La Fournaise en petite bouchées, merci Murielle…

Inoffensifs comme des bonbons, ronds comme des ballons, bronzés comme l’été, brûlants comme un volcan

Bonbons Piment, du feu assurément!

Voilà qu’un jour dans ma boite aux lettres m’attendait un curieux colis: des Pois du Cap!
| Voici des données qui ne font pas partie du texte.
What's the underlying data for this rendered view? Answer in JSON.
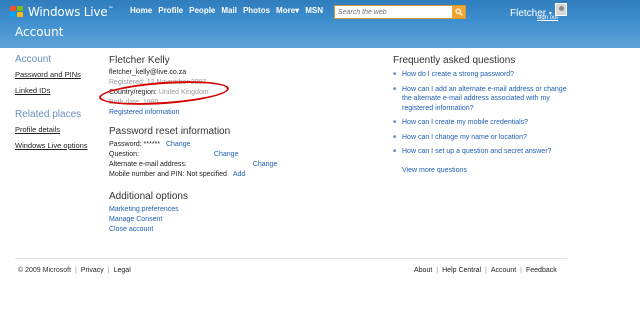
{
  "brand": {
    "name": "Windows Live",
    "tm": "™"
  },
  "topnav": {
    "items": [
      "Home",
      "Profile",
      "People",
      "Mail",
      "Photos",
      "More",
      "MSN"
    ],
    "more_caret": "▾"
  },
  "search": {
    "placeholder": "Search the web"
  },
  "user": {
    "name": "Fletcher",
    "caret": "▾",
    "signout": "sign out"
  },
  "page_title": "Account",
  "sidebar": {
    "account_heading": "Account",
    "account_items": [
      "Password and PINs",
      "Linked IDs"
    ],
    "related_heading": "Related places",
    "related_items": [
      "Profile details",
      "Windows Live options"
    ]
  },
  "profile": {
    "name": "Fletcher Kelly",
    "email": "fletcher_kelly@live.co.za",
    "registered_label": "Registered:",
    "registered_value": "12 November 2007",
    "country_label": "Country/region:",
    "country_value": "United Kingdom",
    "birth_label": "Birth date:",
    "birth_value": "1980",
    "registered_info_link": "Registered information"
  },
  "password_reset": {
    "title": "Password reset information",
    "password_label": "Password:",
    "password_value": "******",
    "change_label": "Change",
    "question_label": "Question:",
    "alt_email_label": "Alternate e-mail address:",
    "mobile_label": "Mobile number and PIN:",
    "mobile_value": "Not specified",
    "add_label": "Add"
  },
  "additional": {
    "title": "Additional options",
    "links": [
      "Marketing preferences",
      "Manage Consent",
      "Close account"
    ]
  },
  "faq": {
    "title": "Frequently asked questions",
    "items": [
      "How do I create a strong password?",
      "How can I add an alternate e-mail address or change the alternate e-mail address associated with my registered information?",
      "How can I create my mobile credentials?",
      "How can I change my name or location?",
      "How can I set up a question and secret answer?"
    ],
    "more": "View more questions"
  },
  "footer": {
    "left": [
      "© 2009 Microsoft",
      "Privacy",
      "Legal"
    ],
    "right": [
      "About",
      "Help Central",
      "Account",
      "Feedback"
    ],
    "separator": "|"
  },
  "colors": {
    "header": "#3f8fcf",
    "link": "#1e5fb3",
    "highlight": "#d40000",
    "search_button": "#f2a533"
  }
}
Non, non, pas des haricots blancs tout bêtes, des pois d’origine Malgaches et utilisés à La Réunion, vous commenciez à vous en douter!

Ceux là, je ne les trouve pas près de chez moi. Et Murielle le savait.

Grâce à elle, me sont revenus en mémoire les goûts et les odeurs d’un morceau de mon enfance: le bonbon piment acheté à Lépiné dans la cour de l’école, sous l’escalier qui menait aux classes des cinquièmes.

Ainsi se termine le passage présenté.